A Man of Reason: Manslaughter A'Plenty, Reason Not So Much
By Liz Braun
Rating: B
Leaving a life of crime isn’t as easy as it sounds.
That’s the premise of A Man of Reason, an action entry about a violent felon determined to lead a “normal” life. The film was first viewed here at TIFF 2022.
Directed by and starring Korean action hero Jung Woo-sung, the film concerns one man’s determined path after his release from prison.
Su-hyuk (Jung) has spent a decade behind bars. When he leaves prison, he finds someone has left him a gift: his old car is parked outside. He goes at once to the home of his former girlfriend, and discovers that he has a little daughter he didn’t know existed. Finding out about her strengthens his resolve to reform and never return to his criminal ways.
Hard on the heels of this touching scene, we go back in time to a club massacre involving Su-hyuk knifing people in the dark by the light of a flashlight. It’s an extraordinary scene, frenetic and terrible, with only the zig-zag movements of the flashlight and some slashing sounds to intimate the violence that can’t be seen in the dark.
This incident, apparently, is what got our hero 10 years in prison. How Su-hyuk turned from cold-blooded killer to family man is never really explored, but maybe in jail there’s a lot of free time for thinking.

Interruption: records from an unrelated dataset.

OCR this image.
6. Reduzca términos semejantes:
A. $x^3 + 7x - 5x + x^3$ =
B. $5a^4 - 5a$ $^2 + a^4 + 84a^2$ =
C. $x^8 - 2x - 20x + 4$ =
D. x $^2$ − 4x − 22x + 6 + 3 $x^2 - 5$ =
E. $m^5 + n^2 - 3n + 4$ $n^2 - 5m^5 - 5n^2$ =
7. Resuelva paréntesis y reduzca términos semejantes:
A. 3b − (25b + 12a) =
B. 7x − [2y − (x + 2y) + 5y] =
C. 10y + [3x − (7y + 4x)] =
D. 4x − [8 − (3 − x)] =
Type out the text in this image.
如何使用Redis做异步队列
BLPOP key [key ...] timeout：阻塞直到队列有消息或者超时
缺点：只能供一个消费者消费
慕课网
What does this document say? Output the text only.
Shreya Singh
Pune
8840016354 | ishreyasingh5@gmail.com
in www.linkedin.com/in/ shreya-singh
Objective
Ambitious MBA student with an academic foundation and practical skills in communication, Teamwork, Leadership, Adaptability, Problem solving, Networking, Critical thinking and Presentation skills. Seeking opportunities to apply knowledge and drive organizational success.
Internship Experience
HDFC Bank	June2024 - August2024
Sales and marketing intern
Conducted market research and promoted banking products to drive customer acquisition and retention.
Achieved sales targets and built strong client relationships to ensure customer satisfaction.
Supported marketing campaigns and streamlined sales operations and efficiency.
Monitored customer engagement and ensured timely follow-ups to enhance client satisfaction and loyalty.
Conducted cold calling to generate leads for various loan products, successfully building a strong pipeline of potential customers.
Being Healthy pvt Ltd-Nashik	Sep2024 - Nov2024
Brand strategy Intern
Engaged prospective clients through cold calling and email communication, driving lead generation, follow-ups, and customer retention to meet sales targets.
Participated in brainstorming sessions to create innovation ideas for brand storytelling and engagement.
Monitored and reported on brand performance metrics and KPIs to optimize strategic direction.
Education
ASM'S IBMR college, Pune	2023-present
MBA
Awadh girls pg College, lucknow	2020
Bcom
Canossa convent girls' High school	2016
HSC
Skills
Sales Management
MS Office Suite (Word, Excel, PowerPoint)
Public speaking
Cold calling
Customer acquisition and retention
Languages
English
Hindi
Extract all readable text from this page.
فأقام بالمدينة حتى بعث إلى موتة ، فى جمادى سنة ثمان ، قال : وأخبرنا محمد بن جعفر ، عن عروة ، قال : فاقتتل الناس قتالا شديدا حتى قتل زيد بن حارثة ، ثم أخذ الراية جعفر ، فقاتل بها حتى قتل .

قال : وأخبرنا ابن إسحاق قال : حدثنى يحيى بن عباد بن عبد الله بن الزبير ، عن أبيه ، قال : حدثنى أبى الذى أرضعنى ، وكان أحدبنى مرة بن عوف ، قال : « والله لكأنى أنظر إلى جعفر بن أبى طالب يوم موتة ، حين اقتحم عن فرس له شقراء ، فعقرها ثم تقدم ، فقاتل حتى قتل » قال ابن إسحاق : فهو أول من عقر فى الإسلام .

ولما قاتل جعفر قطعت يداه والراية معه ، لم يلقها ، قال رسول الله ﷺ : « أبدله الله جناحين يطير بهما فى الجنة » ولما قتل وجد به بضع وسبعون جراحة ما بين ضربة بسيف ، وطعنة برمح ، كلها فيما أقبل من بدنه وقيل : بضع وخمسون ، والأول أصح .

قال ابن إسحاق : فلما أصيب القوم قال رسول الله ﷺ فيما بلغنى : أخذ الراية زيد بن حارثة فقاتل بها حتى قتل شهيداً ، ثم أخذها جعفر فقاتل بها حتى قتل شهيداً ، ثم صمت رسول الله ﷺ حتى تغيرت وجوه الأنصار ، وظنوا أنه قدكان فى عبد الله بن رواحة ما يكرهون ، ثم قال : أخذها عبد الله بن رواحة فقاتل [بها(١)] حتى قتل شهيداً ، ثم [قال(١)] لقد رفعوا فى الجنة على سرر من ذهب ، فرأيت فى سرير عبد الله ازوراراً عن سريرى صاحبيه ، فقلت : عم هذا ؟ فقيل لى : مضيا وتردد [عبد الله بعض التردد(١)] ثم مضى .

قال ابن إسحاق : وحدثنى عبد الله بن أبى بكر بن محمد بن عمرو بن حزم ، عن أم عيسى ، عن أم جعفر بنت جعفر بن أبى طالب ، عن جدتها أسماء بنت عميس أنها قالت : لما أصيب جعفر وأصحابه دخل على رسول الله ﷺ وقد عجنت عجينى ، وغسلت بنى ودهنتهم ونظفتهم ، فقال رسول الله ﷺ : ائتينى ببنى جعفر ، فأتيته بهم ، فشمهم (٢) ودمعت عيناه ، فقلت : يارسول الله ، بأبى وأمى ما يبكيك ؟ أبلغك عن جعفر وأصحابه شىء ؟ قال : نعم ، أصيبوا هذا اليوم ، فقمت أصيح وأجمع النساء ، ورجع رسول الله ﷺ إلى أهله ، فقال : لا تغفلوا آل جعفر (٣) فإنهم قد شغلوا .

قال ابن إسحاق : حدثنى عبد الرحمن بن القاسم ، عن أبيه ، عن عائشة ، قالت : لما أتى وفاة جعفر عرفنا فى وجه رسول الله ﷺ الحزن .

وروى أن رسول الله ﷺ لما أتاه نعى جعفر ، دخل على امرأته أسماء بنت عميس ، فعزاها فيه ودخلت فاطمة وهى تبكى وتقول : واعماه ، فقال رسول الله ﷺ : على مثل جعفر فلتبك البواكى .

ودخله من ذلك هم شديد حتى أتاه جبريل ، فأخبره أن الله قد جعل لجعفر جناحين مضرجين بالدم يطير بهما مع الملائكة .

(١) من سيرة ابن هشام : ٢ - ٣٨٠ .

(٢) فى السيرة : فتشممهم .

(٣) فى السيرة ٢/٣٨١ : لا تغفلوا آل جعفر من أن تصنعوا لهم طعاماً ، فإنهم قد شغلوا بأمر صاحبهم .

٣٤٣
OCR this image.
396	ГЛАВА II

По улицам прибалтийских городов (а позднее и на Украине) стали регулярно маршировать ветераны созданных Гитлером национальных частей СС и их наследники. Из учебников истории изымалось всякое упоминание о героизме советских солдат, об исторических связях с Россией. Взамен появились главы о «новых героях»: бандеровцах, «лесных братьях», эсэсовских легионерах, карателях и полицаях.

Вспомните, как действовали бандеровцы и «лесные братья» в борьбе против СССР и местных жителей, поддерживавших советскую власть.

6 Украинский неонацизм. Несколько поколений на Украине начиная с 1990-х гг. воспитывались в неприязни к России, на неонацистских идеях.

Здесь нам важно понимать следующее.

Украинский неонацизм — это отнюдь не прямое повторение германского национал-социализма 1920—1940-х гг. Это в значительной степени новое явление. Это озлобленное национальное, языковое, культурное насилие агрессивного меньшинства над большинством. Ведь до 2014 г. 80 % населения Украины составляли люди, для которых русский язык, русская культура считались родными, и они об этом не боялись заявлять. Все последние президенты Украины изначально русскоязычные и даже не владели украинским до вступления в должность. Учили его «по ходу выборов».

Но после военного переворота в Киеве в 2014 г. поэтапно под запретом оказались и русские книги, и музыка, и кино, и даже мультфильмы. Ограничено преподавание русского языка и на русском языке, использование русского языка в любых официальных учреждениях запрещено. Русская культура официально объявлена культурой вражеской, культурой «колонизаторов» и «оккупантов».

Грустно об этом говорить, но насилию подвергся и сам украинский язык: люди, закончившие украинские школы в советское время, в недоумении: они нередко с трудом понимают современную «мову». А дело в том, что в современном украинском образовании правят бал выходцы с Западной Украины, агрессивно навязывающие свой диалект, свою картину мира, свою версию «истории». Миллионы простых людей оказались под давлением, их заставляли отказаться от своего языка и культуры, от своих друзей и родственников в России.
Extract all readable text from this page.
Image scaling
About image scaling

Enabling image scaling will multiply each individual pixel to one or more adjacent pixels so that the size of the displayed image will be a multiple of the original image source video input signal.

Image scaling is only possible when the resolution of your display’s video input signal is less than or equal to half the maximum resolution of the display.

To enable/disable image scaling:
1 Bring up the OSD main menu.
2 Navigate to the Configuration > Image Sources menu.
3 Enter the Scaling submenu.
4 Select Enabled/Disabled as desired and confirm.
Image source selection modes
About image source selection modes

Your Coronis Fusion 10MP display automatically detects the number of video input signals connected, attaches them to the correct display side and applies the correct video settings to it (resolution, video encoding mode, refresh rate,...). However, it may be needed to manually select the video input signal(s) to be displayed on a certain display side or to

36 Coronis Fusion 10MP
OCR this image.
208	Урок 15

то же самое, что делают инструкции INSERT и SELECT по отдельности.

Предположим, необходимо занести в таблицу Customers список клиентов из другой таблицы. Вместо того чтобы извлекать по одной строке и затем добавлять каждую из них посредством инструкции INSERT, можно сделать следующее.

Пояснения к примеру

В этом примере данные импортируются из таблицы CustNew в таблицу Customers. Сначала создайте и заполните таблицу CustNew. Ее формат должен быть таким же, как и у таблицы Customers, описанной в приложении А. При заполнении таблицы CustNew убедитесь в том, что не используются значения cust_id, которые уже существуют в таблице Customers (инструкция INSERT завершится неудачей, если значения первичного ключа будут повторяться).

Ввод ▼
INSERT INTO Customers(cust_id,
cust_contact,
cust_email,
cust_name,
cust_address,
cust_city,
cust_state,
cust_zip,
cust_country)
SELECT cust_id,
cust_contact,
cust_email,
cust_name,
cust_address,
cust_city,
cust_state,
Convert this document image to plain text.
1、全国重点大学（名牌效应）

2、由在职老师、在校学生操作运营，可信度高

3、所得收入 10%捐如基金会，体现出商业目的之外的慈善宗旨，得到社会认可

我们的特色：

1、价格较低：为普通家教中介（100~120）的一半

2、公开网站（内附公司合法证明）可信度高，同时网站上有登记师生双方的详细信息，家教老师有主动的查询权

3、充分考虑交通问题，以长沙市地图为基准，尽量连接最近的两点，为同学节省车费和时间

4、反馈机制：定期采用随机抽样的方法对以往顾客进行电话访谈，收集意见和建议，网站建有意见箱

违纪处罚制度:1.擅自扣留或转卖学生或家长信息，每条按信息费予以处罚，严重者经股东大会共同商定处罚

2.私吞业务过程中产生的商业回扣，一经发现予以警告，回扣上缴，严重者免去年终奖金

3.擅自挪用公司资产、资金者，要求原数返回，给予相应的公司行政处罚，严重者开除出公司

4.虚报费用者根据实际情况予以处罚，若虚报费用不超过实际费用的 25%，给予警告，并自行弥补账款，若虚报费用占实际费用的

Su-hyuk finds out that the gift of his beloved car waiting outside the prison was a gesture from his former crime boss (Park Sung-woong). As is usually the case, neither the boss nor anyone else in the old gang really wants to let Su-hyuk go. Worse yet, some suspect him of starting a new gang of his own.
Before long, there’s a goon (Kim Nam-gil) gunning for Su-hyuk, determined to kill him. We’ve already met this particular bad guy at a church conflagration. He’s an arsonist and a killer with a Joker-esque demeanour and a Woody-Woodpecker laugh. His girlfriend (Park Yoo-na) is an explosives specialist.
None of this presents much of a problem for Su-hyuk, who has maintained his assassin skills despite that new attitude and a decade in the slammer. However, when the goon's girlfriend kidnaps Su-hyuk’s little daughter, all bets are off. Su-hyuk must set aside his interest in a new, squeaky clean life long enough to knock some heads together.
What follows are beautifully choreographed fight scenes, car crashes, explosions, gun-play (some of it with a nail gun), a stupendous car-chase through a tunnel with incendiary devices all around, and mayhem in general, all of it beautifully made and big fun to watch.
What isn’t happening, alas, is any kind of emotional investment from a viewer. Brilliant though the action scenes are, shouldn’t one be watching them from the edge of one’s seat? Su-hyuk is as stoic a reformed bad guy as the genre demands, but oddly unmoved by a tragedy or two along the way and almost impossible to read.
The real villains have a cartoonish element to them that undercuts the drama and makes it tough to wish for their comeuppance. And it's not easy to root for the hero. Or anyone.
At any rate, you’ll be entertained. What you won’t be is transported, and that’s kind of the goal.